Expanding Market Share
Motorola (now Zebra Technologies) manufactures a line of compact mobile handheld computers. Pursuing a new sector of the handheld computer market, Motorola decided to expand with a new product, the MC45. This goal required pushing the limits of size and cost without sacrificing features, function, or durability.
New Product Challenges
As with any new product, the MC45 came with challenges. The product needed to be well-built and easy to use, while also being compact and durable. The final product also needed to be produced at a cost that would allow a competitive price point to help ensure success in a handheld computer market that already included several competitors.
As is often the case for mobile handheld devices, the form factor, especially the thickness, of the product was of utmost importance. Motorola specified a hard limit for the thickness that had to be met despite the large battery and multiple components specified in the requirements. This product was intended to function like a personal cell phone while operating as a durable industrial-class tool.
A major challenge in creating the architecture of this device was that the dimensions of the internal components (touchscreen, display, circuit board, scanner, imager, battery) and the wall thickness required for the injection molded housing were largely fixed. Motorola pushed back on early layout concepts that exceeded their thickness requirements. Porticos engineers had to get creative with the architecture, refining and iterating to achieve a design that met often competing objectives: device thickness, durability, and manufacturability. Porticos found a way to eliminate a wall thickness in the stackup that helped meet the goal, which was confirmed by a detailed tolerance analysis.
Motorola industrial designers put a lot of energy into creating a full-function keypad layout that was as compact as possible. It was up to our engineers to turn this layout into a detailed keypad design that operated consistently with a good tactile feel for the user.
Porticos engineers also had to work with competing constraints in the ergonomics. The scanner and imager needed to have a functional field-of-view that could be achieved comfortably with ergonomic positioning.
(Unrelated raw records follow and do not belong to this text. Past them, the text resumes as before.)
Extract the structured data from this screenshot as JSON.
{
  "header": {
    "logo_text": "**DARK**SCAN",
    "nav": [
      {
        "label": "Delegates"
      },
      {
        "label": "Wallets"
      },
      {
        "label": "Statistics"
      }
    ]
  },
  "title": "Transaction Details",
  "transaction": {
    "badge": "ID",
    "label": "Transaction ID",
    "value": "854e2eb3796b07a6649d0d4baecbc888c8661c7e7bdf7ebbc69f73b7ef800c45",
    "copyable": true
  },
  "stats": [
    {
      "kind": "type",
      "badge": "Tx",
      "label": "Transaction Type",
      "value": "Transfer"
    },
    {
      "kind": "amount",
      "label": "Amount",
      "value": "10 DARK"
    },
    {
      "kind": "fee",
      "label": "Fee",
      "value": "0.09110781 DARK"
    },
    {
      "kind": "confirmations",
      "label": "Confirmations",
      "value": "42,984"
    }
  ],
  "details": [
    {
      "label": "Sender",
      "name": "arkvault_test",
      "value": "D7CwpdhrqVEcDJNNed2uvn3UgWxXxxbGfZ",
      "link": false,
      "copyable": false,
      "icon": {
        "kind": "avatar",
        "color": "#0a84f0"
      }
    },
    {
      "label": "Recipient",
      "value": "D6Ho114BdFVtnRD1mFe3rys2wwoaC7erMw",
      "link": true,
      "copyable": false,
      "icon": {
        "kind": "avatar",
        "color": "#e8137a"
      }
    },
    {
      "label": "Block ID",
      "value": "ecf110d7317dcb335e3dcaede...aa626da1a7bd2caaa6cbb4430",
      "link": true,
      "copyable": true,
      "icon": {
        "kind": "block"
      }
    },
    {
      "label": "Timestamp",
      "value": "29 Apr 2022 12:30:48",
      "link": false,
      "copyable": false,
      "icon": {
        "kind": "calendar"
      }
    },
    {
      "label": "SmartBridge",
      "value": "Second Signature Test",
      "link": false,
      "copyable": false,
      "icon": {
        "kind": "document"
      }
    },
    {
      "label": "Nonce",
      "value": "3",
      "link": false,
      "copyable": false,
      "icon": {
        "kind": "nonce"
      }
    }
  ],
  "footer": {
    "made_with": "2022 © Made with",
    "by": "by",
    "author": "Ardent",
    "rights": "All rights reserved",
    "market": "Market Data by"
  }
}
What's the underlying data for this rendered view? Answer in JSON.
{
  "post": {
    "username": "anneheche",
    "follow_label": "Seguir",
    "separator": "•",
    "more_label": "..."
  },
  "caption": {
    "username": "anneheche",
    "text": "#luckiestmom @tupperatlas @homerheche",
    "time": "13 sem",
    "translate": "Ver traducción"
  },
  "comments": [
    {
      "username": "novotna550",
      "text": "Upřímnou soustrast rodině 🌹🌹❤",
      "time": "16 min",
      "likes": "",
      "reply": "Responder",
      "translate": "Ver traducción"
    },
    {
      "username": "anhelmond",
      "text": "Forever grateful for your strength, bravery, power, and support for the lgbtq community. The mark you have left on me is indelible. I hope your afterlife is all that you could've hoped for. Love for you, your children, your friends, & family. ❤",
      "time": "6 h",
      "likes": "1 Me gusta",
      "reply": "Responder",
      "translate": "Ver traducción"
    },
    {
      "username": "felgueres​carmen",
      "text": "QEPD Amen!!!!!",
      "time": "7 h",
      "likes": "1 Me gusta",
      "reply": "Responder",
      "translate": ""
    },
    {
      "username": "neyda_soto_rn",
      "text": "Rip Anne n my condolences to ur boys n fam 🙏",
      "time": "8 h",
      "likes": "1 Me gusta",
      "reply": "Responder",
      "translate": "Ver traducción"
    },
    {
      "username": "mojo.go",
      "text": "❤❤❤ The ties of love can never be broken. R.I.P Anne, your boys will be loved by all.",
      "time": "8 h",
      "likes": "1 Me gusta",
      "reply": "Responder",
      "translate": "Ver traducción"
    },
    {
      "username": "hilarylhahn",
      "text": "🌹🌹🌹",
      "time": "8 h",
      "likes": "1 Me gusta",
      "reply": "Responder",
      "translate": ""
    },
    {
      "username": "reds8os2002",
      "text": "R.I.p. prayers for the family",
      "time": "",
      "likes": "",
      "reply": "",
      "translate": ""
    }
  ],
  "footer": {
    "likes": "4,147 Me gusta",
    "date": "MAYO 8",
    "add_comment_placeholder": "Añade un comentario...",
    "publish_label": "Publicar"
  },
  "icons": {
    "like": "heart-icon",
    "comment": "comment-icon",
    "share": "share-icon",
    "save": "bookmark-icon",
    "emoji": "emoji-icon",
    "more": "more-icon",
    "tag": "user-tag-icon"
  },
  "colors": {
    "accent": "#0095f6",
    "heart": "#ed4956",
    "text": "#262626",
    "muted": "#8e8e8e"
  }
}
These solutions also needed to work with the product architecture, without increasing the product envelope.
Buttons for volume up/down, power, and optional user definition were also included in the product concept. Porticos created a simple but very effective design utilizing overmolded TPE, that was easy to manufacture, inherently sealed against water, and took minimal space.
One requirement was added after the bulk of the design was complete: a stylus for the touchscreen needed to be stored securely without increasing the device envelope. Porticos engineers implemented a creative solution that incorporated overmolded TPE (thermoplastic elastomer) retention features. This solution completely integrated with the styling, avoiding the look of being “tacked on” at the end.
Motorola was very specific in their desired operation of the battery latch. The latch button was to have a center position which moves to one side to release the battery, and to the other side to lock the battery in firmly. The release action needed to have two motions (push in and slide) to reduce the risk of accidental actuation, but the battery cover needed to snap into place without the user having to actuate the latch. On top of the specified latch operation, the force and feel of the latch needed to convey quality to the user.
This set of requirements required a clever solution to control force and feel with all the various motions while being producible at scale. Porticos adapted to the requirements and provided an elegant solution.
IP64 – with a Stretch Target of IP66
While the stated requirement for water resistance was IP64 (splashing water), Motorola wanted to pursue a stretch goal of IP66 (immersion to 1m). Porticos utilized its expertise in product design for extreme environmental abuse to incorporate a perimeter tongue and groove seal, which can keep out water while taking minimal space and being easy to assemble.
To withstand real-world abuse, the MC45 product had to be designed to survive 6 ft drops on all sides, edges, and corners, as well as 250 revolutions in a 1.5m tumble chamber. Porticos used materials, mounting of internal components, and attachment methods of structural parts to achieve this robust design.
This robust design also met the requirement for the product to rapidly transition from -40°C to 70°C (-40°F to 158°F) without failure.
The Final Product
The final product, the MC45, delivers on Motorola’s vision of a handheld mobile computer that balances features and price in a compact, ergonomic, and durable package. The product supplies a laser scanner and digital imager, plus full connectivity (cellular, WiFi, Bluetooth, GPS) in a great user experience. The solid set of features married with reliable construction, and delivered at a strong price point have made this product a success. The MC45 represents enterprise value without compromise.